The Manual Oracle review or 'I think I need a little head space.'

The Manual Oracle
The Yard Theatre, 29th May 2014
Written for Time Out 



Self-help books might seem like a recent fad but they’ve been knocking around for centuries. ‘The Manual Oracle’ is based on a seventeenth-century self-help book, which features chilling maxims such as: ‘Always act as if you are being watched.’ This packed show includes scenes with psychiatrists and mental patients, surreal fantasies, floating voices, trippy masks and a guest appearance from Margaret Thatcher. 

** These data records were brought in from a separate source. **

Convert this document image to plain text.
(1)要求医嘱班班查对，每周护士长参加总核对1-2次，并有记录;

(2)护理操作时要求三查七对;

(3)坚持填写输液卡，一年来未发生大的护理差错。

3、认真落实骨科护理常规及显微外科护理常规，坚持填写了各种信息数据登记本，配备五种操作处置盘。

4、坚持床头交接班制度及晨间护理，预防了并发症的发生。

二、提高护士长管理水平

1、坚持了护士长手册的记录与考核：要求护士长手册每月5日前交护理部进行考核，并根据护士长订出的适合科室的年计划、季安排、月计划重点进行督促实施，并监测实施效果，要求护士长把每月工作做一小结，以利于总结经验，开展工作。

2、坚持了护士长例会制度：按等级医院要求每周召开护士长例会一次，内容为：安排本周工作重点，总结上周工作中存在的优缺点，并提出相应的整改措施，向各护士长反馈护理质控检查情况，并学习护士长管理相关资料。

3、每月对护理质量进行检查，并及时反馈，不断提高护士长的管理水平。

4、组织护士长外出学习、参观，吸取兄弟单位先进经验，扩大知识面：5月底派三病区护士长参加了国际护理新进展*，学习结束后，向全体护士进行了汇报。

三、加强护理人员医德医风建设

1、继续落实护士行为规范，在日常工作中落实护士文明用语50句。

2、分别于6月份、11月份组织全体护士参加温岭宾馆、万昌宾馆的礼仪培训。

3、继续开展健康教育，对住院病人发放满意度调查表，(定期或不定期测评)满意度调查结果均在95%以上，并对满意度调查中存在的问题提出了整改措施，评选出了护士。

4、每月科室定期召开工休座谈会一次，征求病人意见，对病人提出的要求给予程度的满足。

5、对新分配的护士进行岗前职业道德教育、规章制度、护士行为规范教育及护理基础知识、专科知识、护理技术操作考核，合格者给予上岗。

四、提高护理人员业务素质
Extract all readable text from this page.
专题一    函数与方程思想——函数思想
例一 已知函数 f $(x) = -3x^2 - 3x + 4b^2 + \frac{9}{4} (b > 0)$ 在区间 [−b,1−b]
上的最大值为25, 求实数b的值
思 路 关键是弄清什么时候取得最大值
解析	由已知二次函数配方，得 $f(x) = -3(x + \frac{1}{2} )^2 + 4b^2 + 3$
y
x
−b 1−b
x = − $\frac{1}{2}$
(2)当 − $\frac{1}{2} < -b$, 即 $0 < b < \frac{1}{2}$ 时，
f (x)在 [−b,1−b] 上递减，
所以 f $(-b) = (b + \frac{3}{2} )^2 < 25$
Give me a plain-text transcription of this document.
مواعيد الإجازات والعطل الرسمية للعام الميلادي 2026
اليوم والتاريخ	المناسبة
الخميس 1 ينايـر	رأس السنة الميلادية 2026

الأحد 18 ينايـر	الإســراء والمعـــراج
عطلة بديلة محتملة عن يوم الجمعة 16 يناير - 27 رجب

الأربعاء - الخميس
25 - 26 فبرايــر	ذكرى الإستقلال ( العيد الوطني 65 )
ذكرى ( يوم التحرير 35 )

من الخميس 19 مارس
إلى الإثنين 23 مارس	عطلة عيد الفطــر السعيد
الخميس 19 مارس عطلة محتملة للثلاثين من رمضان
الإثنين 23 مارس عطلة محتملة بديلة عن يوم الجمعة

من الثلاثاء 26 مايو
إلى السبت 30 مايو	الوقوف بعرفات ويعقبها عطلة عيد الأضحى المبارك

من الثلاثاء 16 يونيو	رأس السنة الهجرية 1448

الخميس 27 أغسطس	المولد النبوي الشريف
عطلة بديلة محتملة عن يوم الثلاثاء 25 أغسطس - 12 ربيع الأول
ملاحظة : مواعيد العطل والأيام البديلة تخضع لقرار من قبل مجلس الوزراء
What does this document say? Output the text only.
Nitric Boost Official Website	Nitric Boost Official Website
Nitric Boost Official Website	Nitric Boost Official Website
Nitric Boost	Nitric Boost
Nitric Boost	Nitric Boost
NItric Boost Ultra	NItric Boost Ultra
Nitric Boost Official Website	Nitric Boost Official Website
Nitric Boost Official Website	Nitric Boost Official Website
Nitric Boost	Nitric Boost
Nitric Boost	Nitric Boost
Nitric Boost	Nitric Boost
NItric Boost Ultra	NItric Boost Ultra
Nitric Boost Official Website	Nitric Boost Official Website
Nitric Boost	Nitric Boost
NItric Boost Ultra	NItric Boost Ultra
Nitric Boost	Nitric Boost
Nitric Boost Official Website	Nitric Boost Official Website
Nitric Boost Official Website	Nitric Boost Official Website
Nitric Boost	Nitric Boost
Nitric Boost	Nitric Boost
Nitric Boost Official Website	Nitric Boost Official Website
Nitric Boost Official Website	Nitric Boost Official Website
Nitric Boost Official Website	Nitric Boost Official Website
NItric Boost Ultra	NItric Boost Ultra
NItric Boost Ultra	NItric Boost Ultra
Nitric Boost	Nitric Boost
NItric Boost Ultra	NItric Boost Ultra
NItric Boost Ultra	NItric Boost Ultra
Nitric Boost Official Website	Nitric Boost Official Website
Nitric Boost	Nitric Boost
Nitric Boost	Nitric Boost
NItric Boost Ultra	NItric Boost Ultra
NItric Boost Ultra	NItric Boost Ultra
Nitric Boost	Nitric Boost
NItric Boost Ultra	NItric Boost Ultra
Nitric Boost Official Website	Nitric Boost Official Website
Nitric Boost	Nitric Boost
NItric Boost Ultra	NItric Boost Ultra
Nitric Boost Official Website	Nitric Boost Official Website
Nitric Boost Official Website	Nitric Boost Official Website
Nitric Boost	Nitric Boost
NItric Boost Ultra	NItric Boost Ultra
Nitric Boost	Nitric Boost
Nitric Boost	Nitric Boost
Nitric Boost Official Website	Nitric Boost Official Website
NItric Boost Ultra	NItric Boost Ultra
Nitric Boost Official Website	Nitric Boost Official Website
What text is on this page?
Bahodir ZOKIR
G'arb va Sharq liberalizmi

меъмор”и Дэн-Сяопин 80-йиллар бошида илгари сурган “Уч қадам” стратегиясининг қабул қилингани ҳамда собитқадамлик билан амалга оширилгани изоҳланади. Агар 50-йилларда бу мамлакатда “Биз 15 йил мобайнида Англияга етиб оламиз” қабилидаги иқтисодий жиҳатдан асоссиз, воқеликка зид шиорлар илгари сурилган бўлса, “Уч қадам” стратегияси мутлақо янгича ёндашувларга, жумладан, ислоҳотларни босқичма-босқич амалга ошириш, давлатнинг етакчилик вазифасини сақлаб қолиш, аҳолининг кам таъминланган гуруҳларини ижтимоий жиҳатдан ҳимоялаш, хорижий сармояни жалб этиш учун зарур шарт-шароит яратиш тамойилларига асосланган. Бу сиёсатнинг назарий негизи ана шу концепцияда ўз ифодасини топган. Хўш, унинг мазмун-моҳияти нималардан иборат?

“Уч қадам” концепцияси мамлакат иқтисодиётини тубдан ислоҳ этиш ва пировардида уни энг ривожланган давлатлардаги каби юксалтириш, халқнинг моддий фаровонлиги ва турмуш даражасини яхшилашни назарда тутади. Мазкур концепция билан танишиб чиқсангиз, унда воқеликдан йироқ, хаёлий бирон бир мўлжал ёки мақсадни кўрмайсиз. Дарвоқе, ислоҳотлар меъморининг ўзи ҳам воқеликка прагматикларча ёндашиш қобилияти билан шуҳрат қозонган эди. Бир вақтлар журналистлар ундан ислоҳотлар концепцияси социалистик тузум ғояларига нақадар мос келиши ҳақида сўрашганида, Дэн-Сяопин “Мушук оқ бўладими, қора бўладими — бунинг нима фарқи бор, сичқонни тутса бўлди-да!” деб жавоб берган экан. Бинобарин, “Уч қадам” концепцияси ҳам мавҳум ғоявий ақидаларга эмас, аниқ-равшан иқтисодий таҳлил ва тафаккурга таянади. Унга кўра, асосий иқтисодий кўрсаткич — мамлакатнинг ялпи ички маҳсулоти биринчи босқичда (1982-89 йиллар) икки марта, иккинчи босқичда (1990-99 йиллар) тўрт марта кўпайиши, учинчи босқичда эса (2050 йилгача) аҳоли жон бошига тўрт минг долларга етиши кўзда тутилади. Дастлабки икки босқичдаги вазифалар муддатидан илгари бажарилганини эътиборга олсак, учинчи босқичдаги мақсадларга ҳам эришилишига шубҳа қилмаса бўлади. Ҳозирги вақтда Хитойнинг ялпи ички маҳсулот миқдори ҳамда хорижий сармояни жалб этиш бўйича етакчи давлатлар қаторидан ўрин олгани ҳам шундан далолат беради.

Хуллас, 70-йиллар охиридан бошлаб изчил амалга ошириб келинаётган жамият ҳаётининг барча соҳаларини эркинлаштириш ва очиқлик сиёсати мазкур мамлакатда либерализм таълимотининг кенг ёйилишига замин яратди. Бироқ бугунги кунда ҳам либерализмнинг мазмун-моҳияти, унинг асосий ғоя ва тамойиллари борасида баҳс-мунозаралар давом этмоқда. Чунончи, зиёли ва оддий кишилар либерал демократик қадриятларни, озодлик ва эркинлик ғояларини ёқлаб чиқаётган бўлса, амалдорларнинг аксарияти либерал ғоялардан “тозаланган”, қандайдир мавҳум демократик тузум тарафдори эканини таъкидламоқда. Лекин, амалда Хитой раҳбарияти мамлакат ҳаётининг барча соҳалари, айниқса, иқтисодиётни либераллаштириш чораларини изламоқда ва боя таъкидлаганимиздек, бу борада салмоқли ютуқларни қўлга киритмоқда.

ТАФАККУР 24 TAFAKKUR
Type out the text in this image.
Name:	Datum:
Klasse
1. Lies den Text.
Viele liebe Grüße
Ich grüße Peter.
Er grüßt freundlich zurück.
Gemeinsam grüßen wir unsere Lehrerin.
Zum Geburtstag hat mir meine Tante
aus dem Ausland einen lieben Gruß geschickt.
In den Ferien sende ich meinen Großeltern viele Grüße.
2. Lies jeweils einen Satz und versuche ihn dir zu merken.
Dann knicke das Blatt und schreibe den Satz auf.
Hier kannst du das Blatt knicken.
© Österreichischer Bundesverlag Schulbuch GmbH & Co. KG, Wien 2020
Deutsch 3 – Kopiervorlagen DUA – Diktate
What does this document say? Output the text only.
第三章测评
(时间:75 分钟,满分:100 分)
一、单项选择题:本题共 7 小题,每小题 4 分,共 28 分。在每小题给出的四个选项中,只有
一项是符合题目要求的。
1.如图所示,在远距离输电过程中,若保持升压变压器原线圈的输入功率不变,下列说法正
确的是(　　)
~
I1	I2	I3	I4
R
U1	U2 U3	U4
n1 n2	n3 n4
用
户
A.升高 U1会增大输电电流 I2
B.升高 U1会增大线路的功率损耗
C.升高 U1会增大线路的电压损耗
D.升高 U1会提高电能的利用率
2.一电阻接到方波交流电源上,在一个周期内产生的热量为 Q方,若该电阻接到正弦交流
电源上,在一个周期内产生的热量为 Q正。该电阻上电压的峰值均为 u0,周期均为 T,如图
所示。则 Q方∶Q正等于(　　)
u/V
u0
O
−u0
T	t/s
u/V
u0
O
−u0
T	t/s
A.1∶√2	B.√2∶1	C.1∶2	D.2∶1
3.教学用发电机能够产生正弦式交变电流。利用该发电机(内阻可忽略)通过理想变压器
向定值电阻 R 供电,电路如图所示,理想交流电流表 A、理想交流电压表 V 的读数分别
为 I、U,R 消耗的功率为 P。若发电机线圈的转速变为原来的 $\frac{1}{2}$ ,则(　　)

There’s a whiff of the dramatised PhD to Phoebe von Held’s production, which is running as part of the Anxiety Arts Festival 2014. There are just so many words in here! Earnest maxims are projected across Moi Tran’s blank white stage and bizarre monologues and paranoid musings pile in on top of each other. What begins as exhilarating becomes exhausting.

The least wordy scenes express the most. An anxious young couple is stopped at border control by two officers, who have giant cat-mask heads. A paranoid wife talks to her beautiful friend and, due to some nifty microphone work, her speech sounds magnificently warped. Three strung-out patients cycle endlessly on white bicycles, their words and actions leading nowhere. 

Other scenes are weighed down by too much jargon and competing ideas. The audience drifts off, despite some gutsy acting from Rosie Thompson and jaunty comedy from Ruth D’Silva. By the time we get round to the Margaret Thatcher skit, which hints at the dangerous disconnect between society and the self, we’re just too worn out to worry.